Saturday, 1 April 2017

Kid Chameleon (Mega Drive)

It's been said many times that Sonic the Hedgehog was SEGA's answer to Mario. This isn't just true on the basic level of being a company mascot, but from the way Sonic's first game was designed, to his brash, rebellious personality made him different to Mario, and by extension, made SEGA different to Nintendo. Kid Chameleon can also be said to be SEGA's answer to Mario, especially Super Mario Bros. 3, a game which saw Mario take on various different forms as the game went on.

While Sonic's games were almost totally different to Mario's, other than being platform games, Kid Chameleon is very similar to SMB3 in a number of ways: a main character who transforms, blocks containing power-ups that are broken from below and so on. But philosophically, Kid Chameleon shows a different set of ideas to Nintendo's game. Super Mario Bros. 3 is designed like a game adults think children should enjoy, while Kid Chameleon feels as if a ten-to-thirteen year old had played SMB3, and designed their own heavily-inspired game in an exercise book stolen from school, and then somehow their drawings had become an actual game. (I'd like to note that I don't mean to disparage either game here. They're both classics, of course.)

As you play Kid Chameleon, you can hear that kid's voice saying "Mario changing into a raccoon or a frog is okay, but what if you were a badass dude in shades, and you could turn into a knight or a samurai?", and then of course, the more you play, the further the ideas get from the family-friendly Nintendo fare: "What if you were a nazi tank in hell that shot skulls? And then you turned into Jason Voorhies and got chased around by giant skulls that scream 'DIE!' at you?". The structure of the game feels faily adolescent, too. The stages are huge, and full of secrets. Secret areas, invisible power-ups, and of course, secret exits that lead to extra secret stages.

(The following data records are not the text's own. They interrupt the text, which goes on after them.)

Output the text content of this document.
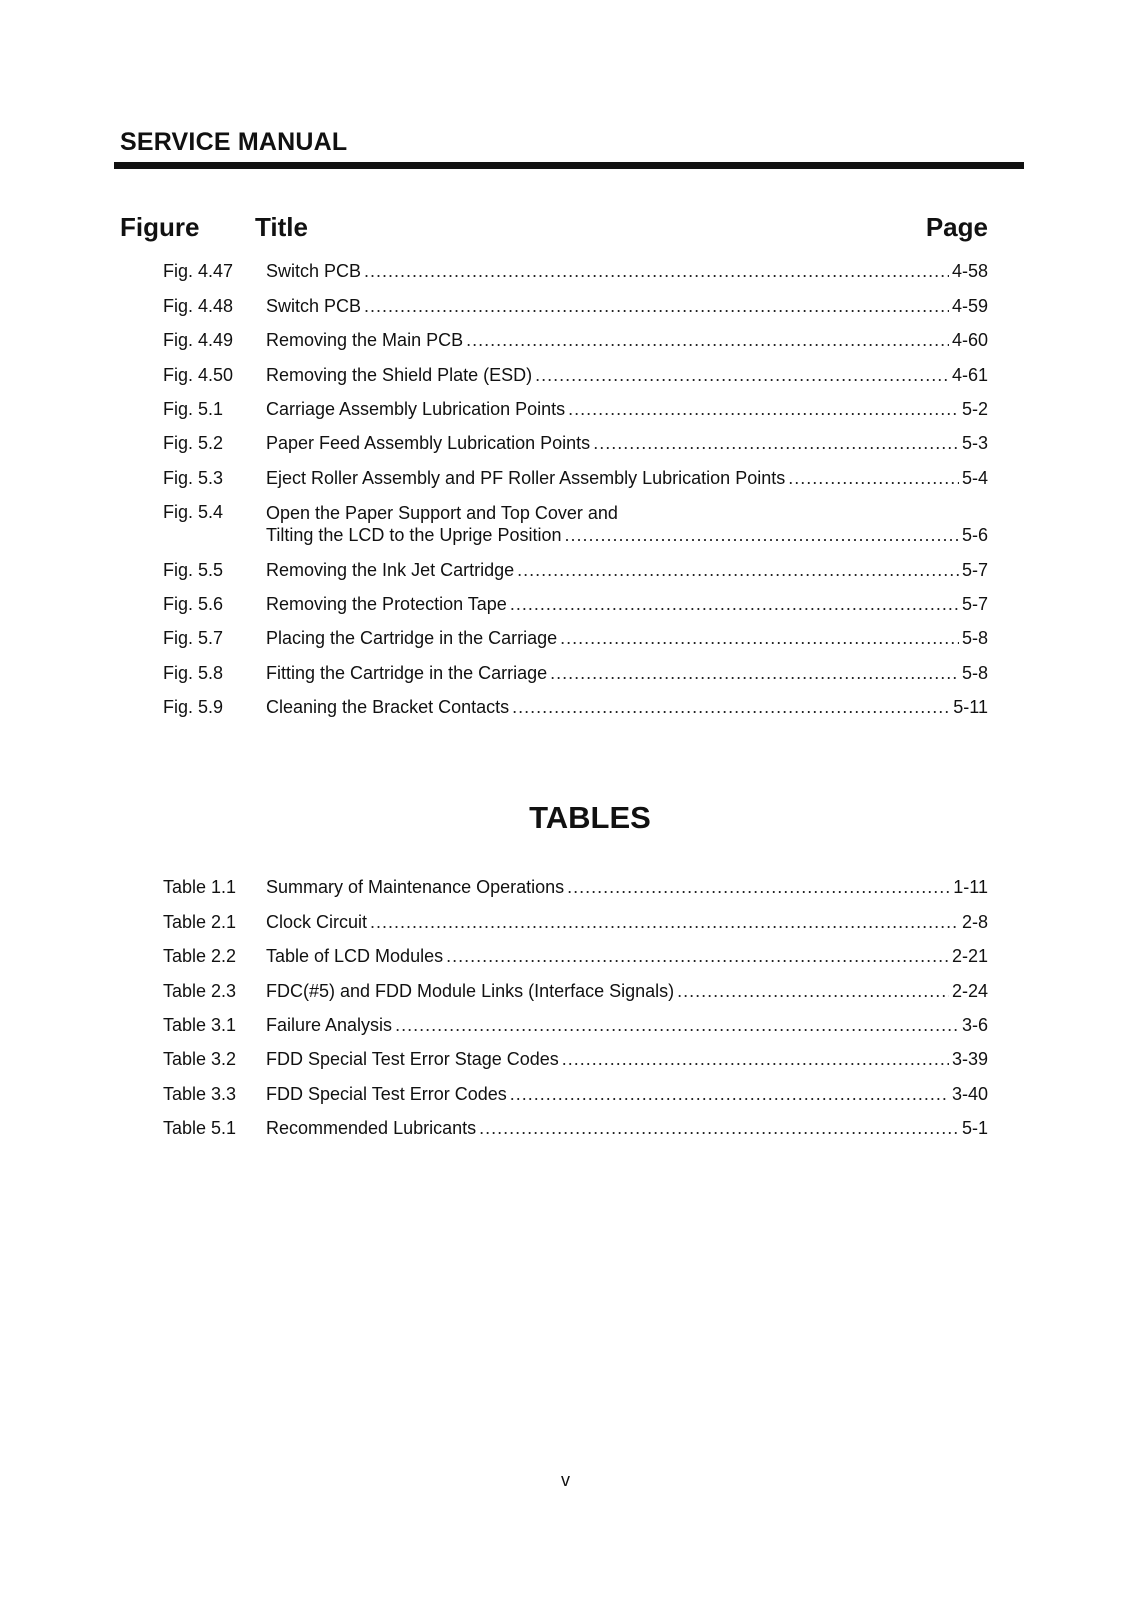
SERVICE MANUAL
Figure Title	Page
Fig. 4.47	Switch PCB .....	4-58
Fig. 4.48	Switch PCB .....	4-59
Fig. 4.49	Removing the Main PCB .....	4-60
Fig. 4.50	Removing the Shield Plate (ESD) .....	4-61
Fig. 5.1	Carriage Assembly Lubrication Points .....	5-2
Fig. 5.2	Paper Feed Assembly Lubrication Points .....	5-3
Fig. 5.3	Eject Roller Assembly and PF Roller Assembly Lubrication Points .....	5-4
Fig. 5.4	Open the Paper Support and Top Cover and
Tilting the LCD to the Uprige Position .....	5-6
Fig. 5.5	Removing the Ink Jet Cartridge .....	5-7
Fig. 5.6	Removing the Protection Tape .....	5-7
Fig. 5.7	Placing the Cartridge in the Carriage .....	5-8
Fig. 5.8	Fitting the Cartridge in the Carriage .....	5-8
Fig. 5.9	Cleaning the Bracket Contacts .....	5-11
TABLES
Table 1.1	Summary of Maintenance Operations .....	1-11
Table 2.1	Clock Circuit .....	2-8
Table 2.2	Table of LCD Modules .....	2-21
Table 2.3	FDC(#5) and FDD Module Links (Interface Signals) .....	2-24
Table 3.1	Failure Analysis .....	3-6
Table 3.2	FDD Special Test Error Stage Codes .....	3-39
Table 3.3	FDD Special Test Error Codes .....	3-40
Table 5.1	Recommended Lubricants .....	5-1
v
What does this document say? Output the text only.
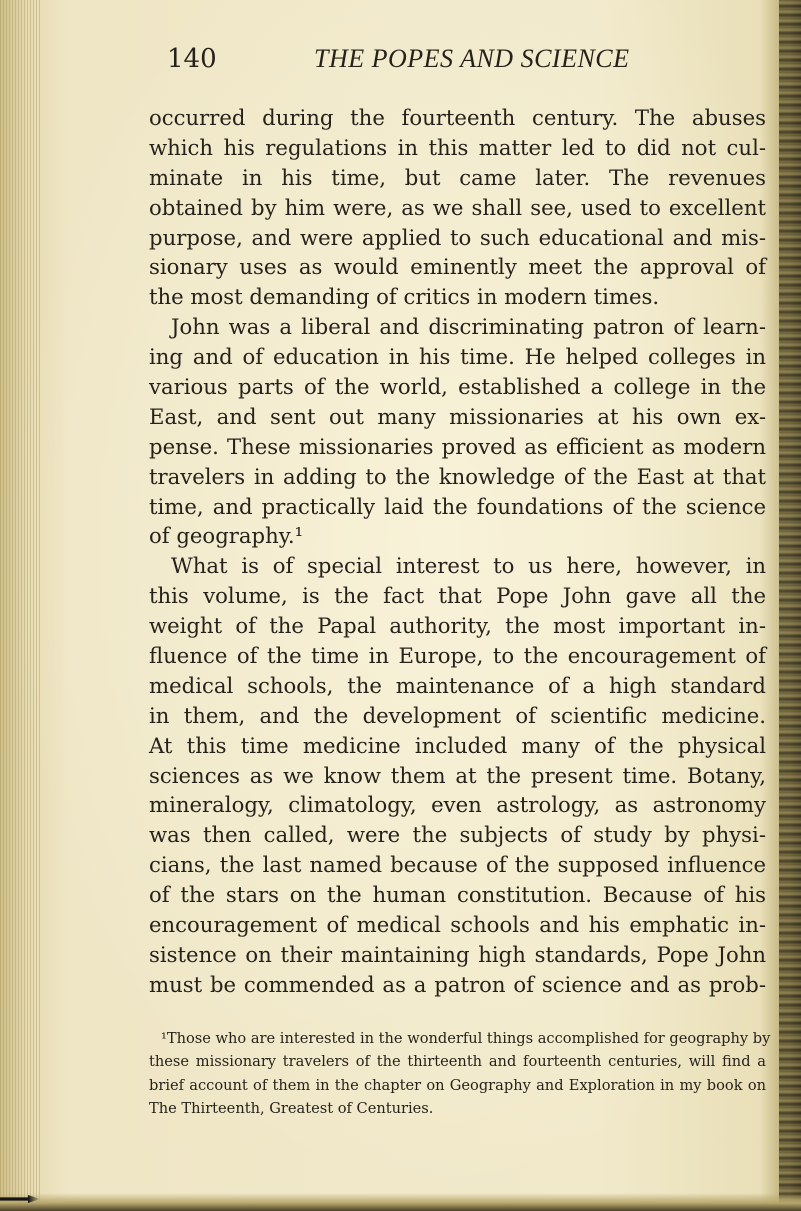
140	THE POPES AND SCIENCE
occurred during the fourteenth century. The abuses
which his regulations in this matter led to did not cul-
minate in his time, but came later. The revenues
obtained by him were, as we shall see, used to excellent
purpose, and were applied to such educational and mis-
sionary uses as would eminently meet the approval of
the most demanding of critics in modern times.
John was a liberal and discriminating patron of learn-
ing and of education in his time. He helped colleges in
various parts of the world, established a college in the
East, and sent out many missionaries at his own ex-
pense. These missionaries proved as efficient as modern
travelers in adding to the knowledge of the East at that
time, and practically laid the foundations of the science
of geography.¹
What is of special interest to us here, however, in
this volume, is the fact that Pope John gave all the
weight of the Papal authority, the most important in-
fluence of the time in Europe, to the encouragement of
medical schools, the maintenance of a high standard
in them, and the development of scientific medicine.
At this time medicine included many of the physical
sciences as we know them at the present time. Botany,
mineralogy, climatology, even astrology, as astronomy
was then called, were the subjects of study by physi-
cians, the last named because of the supposed influence
of the stars on the human constitution. Because of his
encouragement of medical schools and his emphatic in-
sistence on their maintaining high standards, Pope John
must be commended as a patron of science and as prob-
¹Those who are interested in the wonderful things accomplished for geography by
these missionary travelers of the thirteenth and fourteenth centuries, will find a
brief account of them in the chapter on Geography and Exploration in my book on
The Thirteenth, Greatest of Centuries.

I don't really know how to end this piece, since Kid Chameleon is already a pretty well-known game, and most people reading this will have probably played it at some point and already formed an opinion on it. I guess there's this anecdote: when I was a very young child, someone told me they were playing this game, and that it was so long and hard, they might not live long enough to ever finish it. Obviously, I suggested that they have it put into their coffin so that they could continue playing it in the afterlife. I was a very practically-minded child, I'm sure you'll agree.

Tuesday, 28 March 2017

Dogimegi Inroyku-chan (3DS)

The first time I played this game, I was impressed that there were still people able to come up with new mechanics for a Bubble Bobble-style platform game focussing on defeating multiple enemies in a single attack. As I played it more and more, I also got frustrated with the awkward controls, and I also came to relaise that the game's real focus is figuring out the exact right way of defeating all the enemies in a stage without dying: a test of smarts, rather than skill. I should really have realised sooner, since the game doesn't have any kind of scoring system, which is one of the two main keystones of a Bobble-like (the other being secrets revealed only through Druaga-esque byzantine methods).

So, you're a rogue cupid who has been causing havoc on Earth by setting up ridiculous couples that don't fit together at all, and God has seen an opportunity to kill two birds with one stone by sending you to hell to bring peace there by making all the demons fall in love with each other. How this actually works is that you shoot an arrow at an enemy, then shoot another arrow at something else, be it another enemy, or the wall, ceiling or floor, and the two will smash together. If two enemies smash together, they'll both disappear, as will any enemies they hit on the way to each other (does this mean they all became a polyamorous unit together?). If you hit an enemy and an inanimate object, the enemy will fly towards the object, and receive damage based on how far they had to go. Hit two inanimate objects and a temporary trampoline will appear, which is necessary for getting to places slightly out of reach of your normal jumps.

It's an okay game, the biggest flaw is its controls. Everything feels very awkward, especially jumping, over which you have no control after leaving the ground, with all jumps being an exact distance. Of course, I eventually figured out that it is the way it is because it's a puzzle game, and if you can't make a jump, you're meant to figure out a different way to get to where you want to be. The problem is that I just can't get past the fact that it looks like an action-platform game, and it's so frustrating that it doesn't work that way. I guess that's more my fault than the game's, though.

Even with that in mind, I find it hard to recommend Dogimegi Inryoku-Chan. It's not very exciting to play, it's even less exciting to look at and solving the stages isn't at all satisfying.